Diversified into more State Government services – In previous years, Xentity has supported Healthcare information solutions in New York, or staff have supported IT Transformations adapt business transformation methods in Virginia, but in 2013, Xentity was awarded two prime contracts in Colorado for opendata competitions and transformation services contracts

Xentity served over 30 clients in 2013 with over 25 staff for all Services for clients ranging from:

  • Government Clients: DOI, multiple USGS programs, EPA, CDC, VA, NARA, multiple State of Colorado programs, NPS
  • Commercial Clients: Intrawest, Cloudbilt, reVision, Inc., LVI Services, Inc., Black Tusk Group, Center for Professional Development, Soaring Eagle, Synergy Staffing, Raytheon, Sky Research, Inc., Skyline Reclamation, Solidyn, SPEC, TriHydro, Vexcel, Winningham Forest Mgmt
  • Prime Contractors: IBM, PPC, PhaseOne Consulting Group, TomTom, SRA

Xentity staff worked in over 12 major geographic Locations including GA, NC, CO, MA, TX, AK, DC, VA, WI, NY, WA, NV including 5 new states (GA, NC, CO, MA, TX) as well as Canada and Australia bringing Xentity services to total of 4 countries supported (US, Canada, Australia, and Indonesia)

Xentity has been awarded more Government-wide Access vehicles and Schedules totaling seven vehicles including: GSA MOBIS, GSA IT Schedule 70, DOI Foundational Cloud Hosting Services GWAC, USGS-wide Architecture Services IDIQ, State of Colorado wide Transformation Services IDIQ, CIO-SP3 via PPC, and our 8(a) Sole Source Access.

Xentity has held information sharing sessions and participated in industry-wide activities with Australian Geospatial Mapping programs and ACT-IAC Smart Lean Government.

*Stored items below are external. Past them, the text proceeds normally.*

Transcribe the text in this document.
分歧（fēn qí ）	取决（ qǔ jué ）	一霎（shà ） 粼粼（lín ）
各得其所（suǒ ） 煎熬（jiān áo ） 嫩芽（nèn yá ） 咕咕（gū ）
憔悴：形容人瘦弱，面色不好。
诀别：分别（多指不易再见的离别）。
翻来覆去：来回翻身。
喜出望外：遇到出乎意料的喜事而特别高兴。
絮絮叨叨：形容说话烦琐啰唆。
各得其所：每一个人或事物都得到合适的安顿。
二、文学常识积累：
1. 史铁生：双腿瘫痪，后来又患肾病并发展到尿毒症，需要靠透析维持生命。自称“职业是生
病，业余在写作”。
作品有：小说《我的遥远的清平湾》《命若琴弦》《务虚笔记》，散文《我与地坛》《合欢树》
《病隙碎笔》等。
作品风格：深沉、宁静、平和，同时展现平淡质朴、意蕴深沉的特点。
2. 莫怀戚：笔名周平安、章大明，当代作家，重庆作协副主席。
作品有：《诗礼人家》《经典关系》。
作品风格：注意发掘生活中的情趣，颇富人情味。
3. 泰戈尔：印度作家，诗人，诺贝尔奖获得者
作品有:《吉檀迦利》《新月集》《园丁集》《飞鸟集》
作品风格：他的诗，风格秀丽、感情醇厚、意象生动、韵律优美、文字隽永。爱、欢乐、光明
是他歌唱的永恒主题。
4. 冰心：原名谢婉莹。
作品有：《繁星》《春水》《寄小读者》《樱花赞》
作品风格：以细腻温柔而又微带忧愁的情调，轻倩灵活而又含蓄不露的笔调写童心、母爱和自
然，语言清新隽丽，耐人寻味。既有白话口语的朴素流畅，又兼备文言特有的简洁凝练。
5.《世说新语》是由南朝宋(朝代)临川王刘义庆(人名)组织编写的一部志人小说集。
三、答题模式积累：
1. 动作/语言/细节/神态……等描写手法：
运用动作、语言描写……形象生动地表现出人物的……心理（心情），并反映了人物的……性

Xentity`s active Large BusinessSmall Business, and Academia active agreements now totaling over 50 adding ten (10) new partners

Xentity received accolades from Xentity makes the Hispanic Business Top 500 List – again as well as Xentity recognized on CIO Review list for Most Promising Government Technology Solution and Consulting Providers 2013. In addition our staff presented and received recognition at the  E-Gov Institute’s Annual Enterprise Architecture Conference.

All in all, though 2013 was fluid as noted, we were very excited to provided our transformational services to more clients, with more partners, in more locations than ever before. We look forward to 2014 to continued impact for our clients.